A day after HP chairman Patricia Dunn promised to step down over her role in a spy scandal, the state of California is continuing its effort to invesigate company officials and the private investigators they used.

The state now has enough evidence to indict people both within HP and contractors outside the company, according to Thomas Dressler, a spokesman for California attorney general Bill Lockyer.

In her efforts to discover the source of press leaks about board deliberations, HP has acknowledged hiring a private investigation firm to pose as the 10 suspected board members and journalists in order to convince the phone company to disclose private phone records. This is a practice known as pretexting.

In an interview on Tuesday, Lockyer said that under California law, people involved in the probe could be charged with crimes both for falsely taking another person's identity and for accessing computer records with their personal information. Dressler confirmed Lockyer's comments.

HP hired investigation firm SOS (Security Outsourcing Solutions), which shares its Boston offices with a law firm called Bonner, Kiernan, Trebach and Crociata, according to a report in The New York Times that cited sources close to the case. The Times also said that the California and Massachusetts attorney generals were working together on the case.

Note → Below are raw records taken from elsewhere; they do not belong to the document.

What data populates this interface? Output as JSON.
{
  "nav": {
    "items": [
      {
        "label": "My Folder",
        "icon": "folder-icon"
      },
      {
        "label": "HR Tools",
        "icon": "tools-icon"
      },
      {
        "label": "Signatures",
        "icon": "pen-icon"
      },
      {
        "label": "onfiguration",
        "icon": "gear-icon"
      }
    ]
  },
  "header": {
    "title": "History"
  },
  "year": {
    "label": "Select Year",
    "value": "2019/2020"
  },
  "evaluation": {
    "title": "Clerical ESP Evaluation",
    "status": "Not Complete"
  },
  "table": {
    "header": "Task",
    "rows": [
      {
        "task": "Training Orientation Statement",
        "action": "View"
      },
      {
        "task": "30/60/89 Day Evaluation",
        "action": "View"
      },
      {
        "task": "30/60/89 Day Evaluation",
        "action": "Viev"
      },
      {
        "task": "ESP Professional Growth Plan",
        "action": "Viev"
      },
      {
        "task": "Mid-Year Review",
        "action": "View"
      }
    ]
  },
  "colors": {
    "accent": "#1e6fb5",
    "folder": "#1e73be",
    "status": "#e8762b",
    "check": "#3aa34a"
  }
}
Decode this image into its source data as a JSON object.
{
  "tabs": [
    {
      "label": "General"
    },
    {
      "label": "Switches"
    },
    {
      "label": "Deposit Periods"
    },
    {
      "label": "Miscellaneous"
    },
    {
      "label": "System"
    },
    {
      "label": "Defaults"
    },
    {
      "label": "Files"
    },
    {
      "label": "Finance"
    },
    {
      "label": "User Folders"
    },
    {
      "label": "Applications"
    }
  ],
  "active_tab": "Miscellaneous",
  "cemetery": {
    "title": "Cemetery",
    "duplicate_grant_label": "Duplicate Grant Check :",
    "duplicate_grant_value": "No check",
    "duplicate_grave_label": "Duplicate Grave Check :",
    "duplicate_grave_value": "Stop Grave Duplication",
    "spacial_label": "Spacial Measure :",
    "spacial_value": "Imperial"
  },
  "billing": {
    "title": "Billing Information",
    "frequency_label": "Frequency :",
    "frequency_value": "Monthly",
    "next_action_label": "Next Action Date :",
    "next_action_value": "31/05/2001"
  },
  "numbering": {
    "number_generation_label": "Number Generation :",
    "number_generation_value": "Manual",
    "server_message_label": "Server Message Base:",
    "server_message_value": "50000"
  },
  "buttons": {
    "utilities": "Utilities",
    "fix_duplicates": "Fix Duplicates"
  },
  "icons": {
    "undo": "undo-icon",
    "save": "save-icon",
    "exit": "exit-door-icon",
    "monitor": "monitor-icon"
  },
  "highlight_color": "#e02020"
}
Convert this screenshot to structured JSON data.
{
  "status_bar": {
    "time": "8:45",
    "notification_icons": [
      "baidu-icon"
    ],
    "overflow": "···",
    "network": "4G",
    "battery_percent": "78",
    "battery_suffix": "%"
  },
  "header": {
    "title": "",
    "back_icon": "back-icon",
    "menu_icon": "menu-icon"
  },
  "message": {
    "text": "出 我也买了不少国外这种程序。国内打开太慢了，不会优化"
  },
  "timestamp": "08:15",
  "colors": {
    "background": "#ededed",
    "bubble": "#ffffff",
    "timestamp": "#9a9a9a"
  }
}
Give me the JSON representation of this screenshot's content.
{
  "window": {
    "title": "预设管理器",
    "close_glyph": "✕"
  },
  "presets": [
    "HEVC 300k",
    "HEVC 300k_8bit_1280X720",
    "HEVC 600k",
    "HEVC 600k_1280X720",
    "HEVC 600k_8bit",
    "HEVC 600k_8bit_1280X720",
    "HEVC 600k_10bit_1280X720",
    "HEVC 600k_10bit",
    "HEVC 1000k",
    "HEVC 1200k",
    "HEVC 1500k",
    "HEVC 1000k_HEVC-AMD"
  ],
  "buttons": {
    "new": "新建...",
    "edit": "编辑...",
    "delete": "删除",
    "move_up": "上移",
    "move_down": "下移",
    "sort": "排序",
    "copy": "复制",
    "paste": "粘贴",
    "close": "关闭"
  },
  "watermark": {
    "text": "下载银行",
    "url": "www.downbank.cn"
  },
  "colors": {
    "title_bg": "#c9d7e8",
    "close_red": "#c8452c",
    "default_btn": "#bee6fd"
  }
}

Dressler declined to confirm the name of the security firm HP hired, or whether California and Massachusetts are working together on the case.

"I'm not going to deny it, but beyond what the attorney general said I'm not going to comment. It's not prudent for prosecutors to mention names before bringing charges," Dressler said.

A call to SOS yesterday was answered by a woman who recited the name of the law firm, but denied the two businesses were connected. She declined to give her name, and said that no one was immediately available for comment.

Ironically, an SOS newsletter posted on the firm's website warns corporate executives that their privacy is at risk since their web surfing and email records can be traced by internet browsers and cookies. It advises clients to shield their identities by using a website called Anonymizer.com.